Final Report Abstract

In conclusion, our transcriptome profiling produced a comprehensive and reliable dataset providing a foundation for the identification of novel tumor-promoting and -suppressing genes. Their functional characterization may guide identification of novel cancer biomarkers and development of therapeutic interventions targeting tumors and/or associated immune cells. The methodology describing the generation of genetically defined and visually marked clones in Drosophila EADs, including the protocols for the dissection and imaging of Drosophila larval EADs, quantification of tumor invasiveness and RNA isolation from dissected tissue suitable for downstream applications such as qRT-PCR and mRNA-seq profiling has been published. The protocols accompanied by videos provide guidelines on how to create, handle and analyze Drosophila epithelial tumors to achieve reproducible and robust results. Moreover, the article has been aimed to support teaching, guiding undergraduate and graduate students during practical courses that utilize the Drosophila model. Within this project, the following state-of-the-art methodological approaches have been established with help of national and international collaborations and pursued in the laboratory: 1) Protocols for the comparative gene expression and TF motif analyses based on mRNA-seq and ChIP-seq in collaboration with Bioinformatics facility (CECAD, Cologne) and Bianca Habermann (Institut de Biologie du Developpement de Marseille, France). 2) Protocols for affinity purification of proteins from Drosophila tissues followed by comparative proteomics in collaboration with Hendrik Nolte (CECAD, Cologne) and Proteomic facility (CECAD, Cologne). 3) Protocol for Fluorescence-activated cell sorting (FACS) of various live cell populations labeled with transgenic fluorescent proteins in collaboration with Kat Folz-Donahue (The FACS & Imaging Core Facility, MPI-Age, Cologne) followed by mRNA isolation and transcriptome analysis.

Publications

• (2015) Atf3 bridges the gap between cell polarity and the nucleus.

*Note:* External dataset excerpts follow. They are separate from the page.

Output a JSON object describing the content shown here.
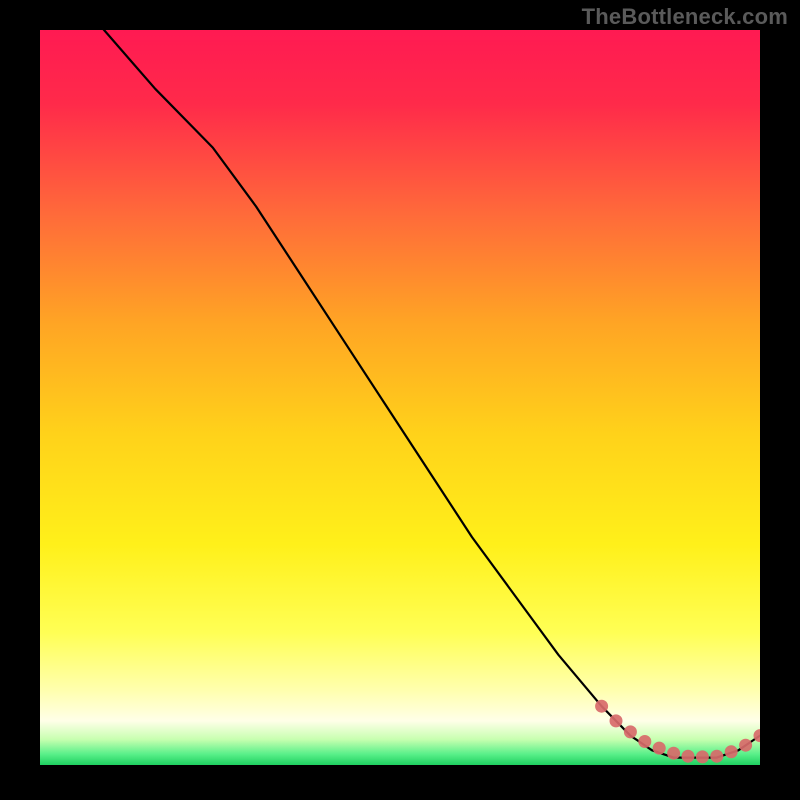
{
  "watermark": "TheBottleneck.com",
  "colors": {
    "bg_black": "#000000",
    "grad_top": "#ff1a52",
    "grad_mid1": "#ff8a2a",
    "grad_mid2": "#ffe61a",
    "grad_mid3": "#ffff66",
    "grad_mid4": "#ffffd0",
    "grad_bottom": "#2adf6b",
    "line": "#000000",
    "marker": "#d86a6a"
  },
  "chart_data": {
    "type": "line",
    "xlabel": "",
    "ylabel": "",
    "xlim": [
      0,
      100
    ],
    "ylim": [
      0,
      100
    ],
    "series": [
      {
        "name": "curve",
        "x": [
          0,
          8,
          16,
          24,
          30,
          36,
          42,
          48,
          54,
          60,
          66,
          72,
          78,
          82,
          85,
          88,
          91,
          94,
          97,
          100
        ],
        "y": [
          110,
          101,
          92,
          84,
          76,
          67,
          58,
          49,
          40,
          31,
          23,
          15,
          8,
          4,
          2,
          1,
          1,
          1,
          2,
          4
        ]
      }
    ],
    "markers": {
      "x": [
        78,
        80,
        82,
        84,
        86,
        88,
        90,
        92,
        94,
        96,
        98,
        100
      ],
      "y": [
        8,
        6,
        4.5,
        3.2,
        2.3,
        1.6,
        1.2,
        1.1,
        1.2,
        1.8,
        2.7,
        4
      ]
    }
  }
}
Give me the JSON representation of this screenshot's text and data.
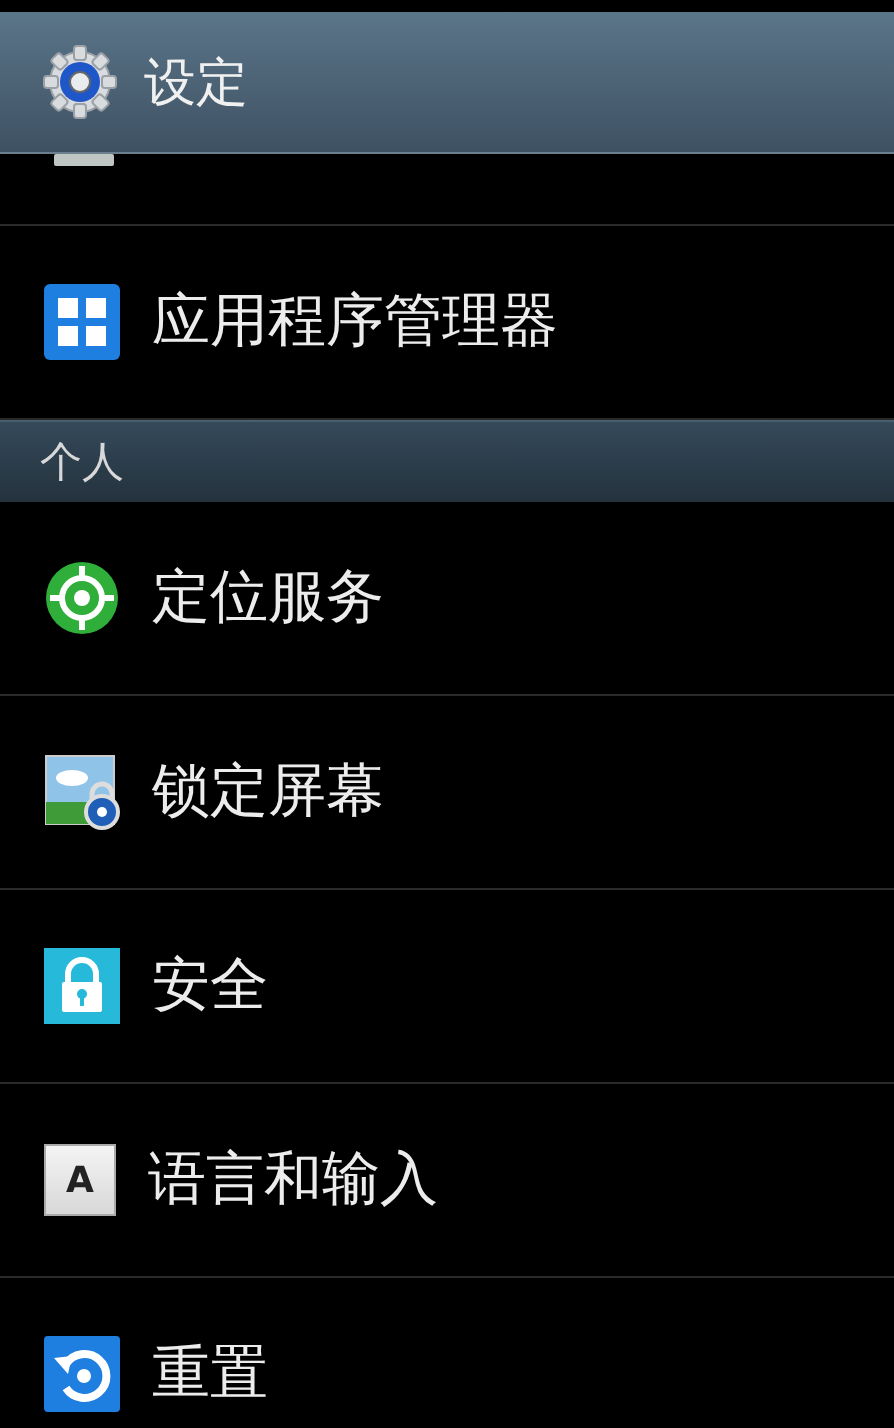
{
  "action_bar": {
    "title": "设定"
  },
  "sections": [
    {
      "items": [
        {
          "kind": "partial"
        },
        {
          "kind": "apps",
          "label": "应用程序管理器"
        }
      ]
    },
    {
      "header": "个人",
      "items": [
        {
          "kind": "location",
          "label": "定位服务"
        },
        {
          "kind": "lockscreen",
          "label": "锁定屏幕"
        },
        {
          "kind": "security",
          "label": "安全"
        },
        {
          "kind": "language",
          "label": "语言和输入",
          "icon_text": "A"
        },
        {
          "kind": "reset",
          "label": "重置"
        }
      ]
    }
  ]
}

PhD Thesis, University of Cologne, USB Köln
  Donohoe CD
  
• (2015). Interplay among Drosophila transcription factors Ets21c, Fos and Ftz-F1 drives JNK-mediated tumor malignancy. Dis Model Mech 8, 1279-1293
  Külshammer, E., Mundorf, J., Kilinc, M., Frommolt, P., Wagle, P., and Uhlirova, M.
  
• (2016). The Drosophila Imaginal Disc Tumor Model: Visualization and Quantification of Gene Expression and Tumor Invasiveness Using Genetic Mosaics. J Vis Exp 116, e54585
  Mundorf, J., and Uhlirova, M.
  
• (2017) Ets21c – A novel regulator of epithelial homeostasis downstream of JNK. PhD Thesis, University of Cologne, USB Köln
  Mundorf J.
  
• (2018) Learning from the fly: Oncogenic JNK signaling is linked to Hippo pathway via its downstream effectors Cheerio and Ftz-F1. PhD Thesis, University of Cologne, USB Köln
  Kilinc M.
  
• (2018). Atf3 links loss of epithelial polarity to defects in cell differentiation and cytoarchitecture. PLoS Genet 14, e1007241
  Donohoe, C.D., Csordas, G., Correia, A., Jindra, M., Klein, C., Habermann, B., and Uhlirova, M.